Il tempo corre veloce e al 2025 manca sempre meno. Fra pochi mesi accoglieremo il nuovo anno, tempo di bilanci, ma anche di nuovi programmi. Entrando nello specifico della mobilità, i player della filiera danno segnali di nervosismo. Tutto per la stretta alle normative posta dalle autorità europee sulle emissioni di flotta, che entreranno allora in vigore.
Timori in aumento
Il primo intervento a gamba tesa era arrivato da Luca de Meo, amministratore delegato di Renault, circa le possibili multe miliardarie alle aziende. Adeguarsi alle misure fissate dagli organi supervisori richiede un dispendio economico non indifferente, e il rischio che qualche compagnia cada in fallo appare concreto. Sullo stesso punto batte ora l’Acea, l’associazione europea dei costruttori europei.
In una nota, il gruppo sottolinea i “timori in aumento”, perciò chiede di slittare di due anni l’applicazione dei nuovi limiti. Dai 116 g/km attuali, la soglia massima di emissioni di anidride carbonica dovrà scendere a circa 94 grammi. Portare a termine il compito non appare facile, in quanto le BEV mantengono un peso marginale sul peso marginale. “Se l’elettrico rimane al livello attuale – afferma de Meo -, l’industria europea dovrà probabilmente pagare 15 miliardi di euro di multe o rinunciare a produrre più di 2,5 milioni di vetture e veicoli commerciali. Perché di fatto, se non si vende un’elettrica, non se ne possono produrre quattro a combustione”.
Oltre alla bassa domanda di modelli full electric, la sfiducia di Acea è da attribuire la concorrenza sleale da parte di terzi (leggi Cina). Di conseguenza, l’industria “non avrà altra scelta se non quella di tagliare significativamente la produzione, il che metterà a repentaglio milioni di posti di lavoro, danneggerà i consumatori e avrà un impatto negativo sulla competitività e sulla sicurezza economica dell’Ue”.
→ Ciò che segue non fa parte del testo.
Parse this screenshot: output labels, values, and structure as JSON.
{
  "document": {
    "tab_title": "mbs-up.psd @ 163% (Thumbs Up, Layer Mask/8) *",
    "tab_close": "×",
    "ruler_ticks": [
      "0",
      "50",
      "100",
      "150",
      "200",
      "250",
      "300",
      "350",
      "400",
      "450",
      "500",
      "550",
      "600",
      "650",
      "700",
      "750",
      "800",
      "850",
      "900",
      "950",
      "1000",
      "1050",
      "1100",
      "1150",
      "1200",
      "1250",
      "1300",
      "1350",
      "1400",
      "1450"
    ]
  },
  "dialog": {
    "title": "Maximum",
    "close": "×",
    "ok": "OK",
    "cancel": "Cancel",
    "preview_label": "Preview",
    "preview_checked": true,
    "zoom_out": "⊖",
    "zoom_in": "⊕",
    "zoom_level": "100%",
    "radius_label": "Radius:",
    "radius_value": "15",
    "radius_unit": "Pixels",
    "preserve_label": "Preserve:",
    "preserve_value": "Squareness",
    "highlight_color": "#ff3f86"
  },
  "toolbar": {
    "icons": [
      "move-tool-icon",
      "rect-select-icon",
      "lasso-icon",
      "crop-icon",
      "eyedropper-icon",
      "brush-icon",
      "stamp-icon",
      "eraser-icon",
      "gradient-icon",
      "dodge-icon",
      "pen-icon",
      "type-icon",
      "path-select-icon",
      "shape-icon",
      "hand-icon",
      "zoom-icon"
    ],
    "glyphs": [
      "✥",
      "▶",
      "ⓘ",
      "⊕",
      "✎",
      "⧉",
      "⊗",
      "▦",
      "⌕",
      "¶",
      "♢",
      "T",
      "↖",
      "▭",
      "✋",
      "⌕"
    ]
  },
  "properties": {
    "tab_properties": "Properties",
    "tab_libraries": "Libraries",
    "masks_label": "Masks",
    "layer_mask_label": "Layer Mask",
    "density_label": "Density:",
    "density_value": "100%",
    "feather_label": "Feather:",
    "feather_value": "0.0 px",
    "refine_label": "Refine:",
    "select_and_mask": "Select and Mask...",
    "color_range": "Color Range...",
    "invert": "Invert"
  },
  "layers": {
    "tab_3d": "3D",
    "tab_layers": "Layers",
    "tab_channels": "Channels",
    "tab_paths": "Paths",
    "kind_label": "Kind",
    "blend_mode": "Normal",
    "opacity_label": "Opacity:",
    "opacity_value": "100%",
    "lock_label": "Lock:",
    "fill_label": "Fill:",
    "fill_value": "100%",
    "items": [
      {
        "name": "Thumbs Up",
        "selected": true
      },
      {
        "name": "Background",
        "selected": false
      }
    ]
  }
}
Mancano le condizioni cruciali
Per andare incontro alle condizioni, la quota delle elettriche andrebbe aumentata ad almeno il 20/22%. Tuttavia, rimane ancora al 15% e ciò a causa dell’assenza di “condizioni cruciali per l’adozione su larga scala di automobili e furgoni a emissioni zero: infrastrutture di ricarica e di rifornimento di idrogeno, un contesto produttivo competitivo, energia verde a prezzi accessibili, incentivi fiscali e all’acquisto e un approvvigionamento sicuro di materie prime, idrogeno e batterie”.
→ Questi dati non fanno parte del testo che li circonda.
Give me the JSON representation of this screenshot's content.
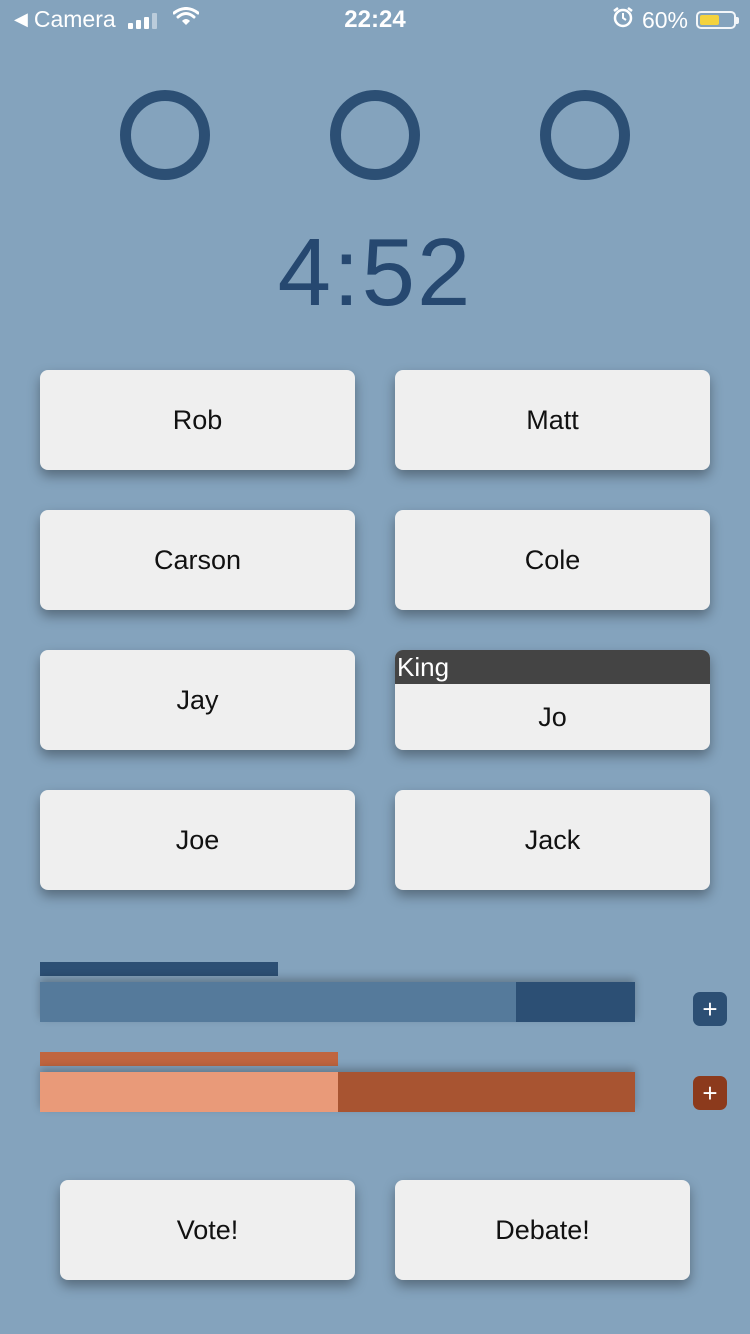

Rifacendosi al report sulla competitività redatto da Mario Draghi, “l’ambiziosa transizione” invocata da Bruxelles “non può essere realizzata dalla sola industria”. Questo, a maggior ragione, in mancanza di “misure politiche coerenti per mantenere la competitività del settore e facilitare l’adozione della mobilità elettrica”. Pertanto, la transizione “deve essere resa più gestibile: una revisione sostanziale e olistica del regolamento sulla CO2 sarà fondamentale per valutare i progressi nel mondo reale rispetto ai livelli di ambizione e per adottare misure appropriate”.
Fa eco alle dichiarazioni di Acea il presidente del gruppo Volkswagen, Hans Dieter Pötsch: “L’elettrico è il futuro della mobilità individuale ma, ma i politici hanno dato degli obiettivi al settore senza che siano disponibili le necessarie infrastrutture e senza considerare l’eventuale coinvolgimento dei consumatori. L’Ue deve ora creare le condizioni per il successo dell’elettromobilità in termini di reti, ricarica, materie prime e sostegno agli investimenti. La tendenza all’e-mobility prevarrà, ma ci vorrà più tempo del previsto”.